As an employee, can you see what data your employer collects about you?

Under the Data Protection Act, you have the right to see the personal data that a current, former and/or potential employer processes about you electronically.

This makes it easier for you to check that your personal data is accurate and processed lawfully.

Write to the HR department of your company to request access to the personal data they process about you. We recommend that you contact IDA for advice before approaching the company.

Where can you get help if you suspect your employer is collecting data about you?

The rules on surveillance and data protection are complex and you may have many unanswered questions. You may find that your employer won't hand over data, or you may be unsure whether you have consented to monitoring measures.

That's why we in the IDA Legal Department are ready to advise and help you. You can call us or write to us via Mit IDA.

Contact IDA legal advice

Can your employer record the websites you visit on your work computer during working hours?

In order for the employer to log/record and check employees' visits to websites and subsequently review the record in case of suspected misuse of the Internet, the following conditions must be met:

  • As an employee, you must be informed in advance that registration/logging will take place and that registration of website visits may be reviewed as part of a check on suspected use in breach of workplace guidelines.
  • Control measures must be objectively justified on operational grounds and have a reasonable objective. It may be necessary for the company to control the logging of website visits by employees in order to pursue a legitimate interest, which may be, for example, for security or technical reasons, operational reasons and to check compliance with company guidelines.
  • It must not be offensive to you as an employee.

It will therefore always be a specific legal assessment as to whether the employer meets the requirements of fairness and proportionality when processing personal data of employees.
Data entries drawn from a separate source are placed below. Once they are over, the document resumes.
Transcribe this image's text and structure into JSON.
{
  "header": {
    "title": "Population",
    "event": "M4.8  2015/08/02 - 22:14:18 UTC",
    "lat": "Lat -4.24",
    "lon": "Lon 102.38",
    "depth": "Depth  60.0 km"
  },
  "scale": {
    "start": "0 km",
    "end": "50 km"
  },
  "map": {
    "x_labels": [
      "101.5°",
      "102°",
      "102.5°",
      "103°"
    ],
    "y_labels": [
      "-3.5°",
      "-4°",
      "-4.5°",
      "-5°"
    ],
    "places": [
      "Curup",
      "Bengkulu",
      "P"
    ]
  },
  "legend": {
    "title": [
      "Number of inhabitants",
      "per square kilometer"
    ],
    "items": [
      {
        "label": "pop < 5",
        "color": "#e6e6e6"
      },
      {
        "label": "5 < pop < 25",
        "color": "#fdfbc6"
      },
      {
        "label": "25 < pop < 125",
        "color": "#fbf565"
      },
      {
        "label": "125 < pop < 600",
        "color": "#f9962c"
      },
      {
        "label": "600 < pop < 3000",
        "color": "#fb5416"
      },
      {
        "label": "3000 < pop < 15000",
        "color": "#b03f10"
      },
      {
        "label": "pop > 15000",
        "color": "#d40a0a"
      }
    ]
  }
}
It is IDA's legal specialists who make the assessment and, if necessary, contact the Data Protection Authority if we deem it necessary.

Can your employer collect data from your employer-paid computer, tablet and phone when you use it in your free time?

Under the Data Protection Act, your employer is allowed to log your searches, downloads and general internet use on your work computer, tablet or phone, if you agree in advance:

  • You must be informed that the registration/logging is taking place,
  • It must have an operational, objective and reasonable purpose, such as security or to prevent abuse.

This also applies when you use the employer's IT tools outside normal working hours and/or when you use the employer's IT tools for private use.

The reason is that the company must be able to log all threats that may occur, even outside the employee's working hours or when the employee uses the employer's IT tool for private use. Cyber security must never be undermined.

Your employer should always inform you how your digital behaviour is monitored or logged and what exactly is logged in relation to your internet use.

You should therefore be able to get an answer from your employer on how long your data is kept in accordance with Article 13 of the Data Protection Regulation.

IDA generally advises that you do not use your employer's IT tools for private use, even though this is an option you often have according to your Employee Handbook.